Все повалили из чуланчика в холодную половину шоссейной казармы.
Дыхание тонким паром носилось в воздухе и играло радужным ореолом вокруг принесенной лампочки.
В углу навалены лопаты, кирки, топоры, массивные ломы, опрокинуто несколько тачек. Принесли доски, положили концами на обрубки и стали располагаться, усталые, мокрые и довольные, что добрались.
— Сказывал, до царства небесного долезем, вот и долезли.
Когда вскипел чайник и все, взяв по крохотному кусочку сахара, вооружились кто потускневшим от времени стаканом, кто таким же почернелым блюдцем, кружкой, а то и поржавевшим жестяным черпаком от воды, стали дуть на дымящийся кипяток, прихлебывая и обжигаясь, — в угрюмом, холодном и молчаливом до того помещении совсем повеселело.

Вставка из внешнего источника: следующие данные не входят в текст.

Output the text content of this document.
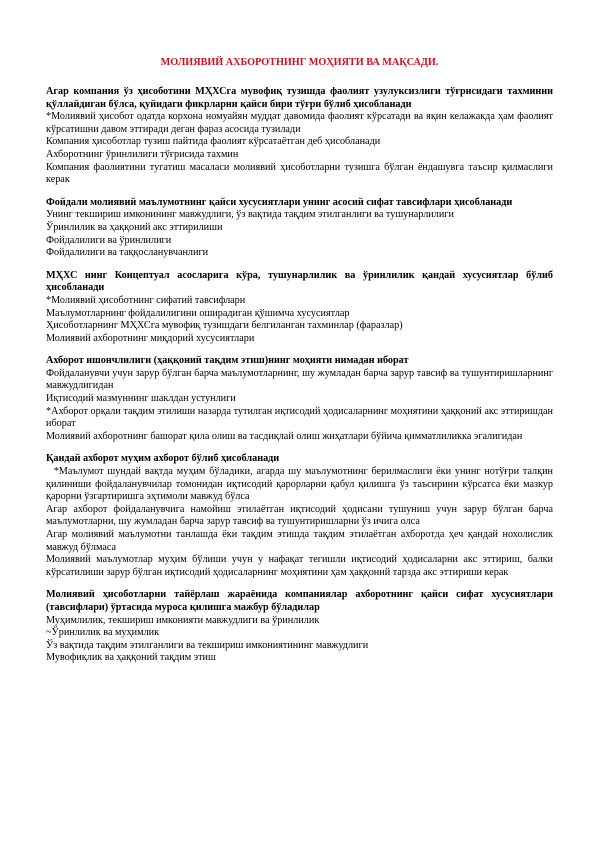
МОЛИЯВИЙ АХБОРОТНИНГ МОҲИЯТИ ВА МАҚСАДИ.

Агар компания ўз ҳисоботини МҲХСга мувофиқ тузишда фаолият узулуксизлиги тўғрисидаги тахминни қўллайдиган бўлса, қуйидаги фикрларни қайси бири тўғри бўлиб ҳисобланади

*Молиявий ҳисобот одатда корхона номуайян муддат давомида фаолият кўрсатади ва яқин келажакда ҳам фаолият кўрсатишни давом эттиради деган фараз асосида тузилади

Компания ҳисоботлар тузиш пайтида фаолият кўрсатаётган деб ҳисобланади

Ахборотнинг ўринлилиги тўғрисида тахмин

Компания фаолиятини тугатиш масаласи молиявий ҳисоботларни тузишга бўлган ёндашувга таъсир қилмаслиги керак

Фойдали молиявий маълумотнинг қайси хусусиятлари унинг асосий сифат тавсифлари ҳисобланади

Унинг текшириш имконининг мавжудлиги, ўз вақтида тақдим этилганлиги ва тушунарлилиги

Ўринлилик ва ҳаққоний акс эттирилиши

Фойдалилиги ва ўринлилиги

Фойдалилиги ва таққосланувчанлиги

МҲХС нинг Концептуал асосларига кўра, тушунарлилик ва ўринлилик қандай хусусиятлар бўлиб ҳисобланади

*Молиявий ҳисоботнинг сифатий тавсифлари

Маълумотларнинг фойдалилигини оширадиган қўшимча хусусиятлар

Ҳисоботларнинг МҲХСга мувофиқ тузишдаги белгиланган тахминлар (фаразлар)

Молиявий ахборотнинг миқдорий хусусиятлари

Ахборот ишончлилиги (ҳаққоний тақдим этиш)нинг моҳияти нимадан иборат

Фойдаланувчи учун зарур бўлган барча маълумотларнинг, шу жумладан барча зарур тавсиф ва тушунтиришларнинг мавжудлигидан

Иқтисодий мазмуннинг шаклдан устунлиги

*Ахборот орқали тақдим этилиши назарда тутилган иқтисодий ҳодисаларнинг моҳиятини ҳаққоний акс эттиришдан иборат

Молиявий ахборотнинг башорат қила олиш ва тасдиқлай олиш жиҳатлари бўйича қимматлиликка эгалигидан

Қандай ахборот муҳим ахборот бўлиб ҳисобланади

*Маълумот шундай вақтда муҳим бўладики, агарда шу маълумотнинг берилмаслиги ёки унинг нотўғри талқин қилиниши фойдаланувчилар томонидан иқтисодий қарорларни қабул қилишга ўз таъсирини кўрсатса ёки мазкур қарорни ўзгартиришга эҳтимоли мавжуд бўлса

Агар ахборот фойдаланувчига намойиш этилаётган иқтисодий ҳодисани тушуниш учун зарур бўлган барча маълумотларни, шу жумладан барча зарур тавсиф ва тушунтиришларни ўз ичига олса

Агар молиявий маълумотни танлашда ёки тақдим этишда тақдим этилаётган ахборотда ҳеч қандай нохолислик мавжуд бўлмаса

Молиявий маълумотлар муҳим бўлиши учун у нафақат тегишли иқтисодий ҳодисаларни акс эттириш, балки кўрсатилиши зарур бўлган иқтисодий ҳодисаларнинг моҳиятини ҳам ҳаққоний тарзда акс эттириши керак

Молиявий ҳисоботларни тайёрлаш жараёнида компаниялар ахборотнинг қайси сифат хусусиятлари (тавсифлари) ўртасида муроса қилишга мажбур бўладилар

Муҳимлилик, текшириш имконияти мавжудлиги ва ўринлилик

~Ўринлилик ва муҳимлик

Ўз вақтида тақдим этилганлиги ва текшириш имкониятининг мавжудлиги

Мувофиқлик ва ҳаққоний тақдим этиш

— Стало быть, зять письмо получил от свово брата с войны. Пишет так, что сам видал: в отдельном поезде везут нашего енерала в Питербурх, и он — прикованный цепями в вагоне, и рука прикована так вот, как к присяге когда приводят, — рассказчик поднял правую руку, сложил два пальца и среди молчания подержал некоторое время, — а возле, стало, него куча золота, стало быть японские деньги. Ей-богу, не вру.
— Накрыли?
— Знамо дело!.. Протить негде — одне деньги... сам сидит по колено в золоте, а рука прикована, как на присяге.
— Оххо... ооох... ооо. Царица небесная... матушка!.. — глухо и скорбно проникало из-за стены.
— Вот и хорошо, пару-другую генералов наших купят, нам прибыль.
— В Расеи подати перестанут брать.
— Нам меньше отседа высылать придется домой.
— Здорово!
— Держи карман ширше. Тоже да дураков нашли. Она, сказывают, Япония косоглазая, сколько миллионов тыщ уж с нас взяла. Начальство-то наше, сказывают, скоро в лаптях пойдет.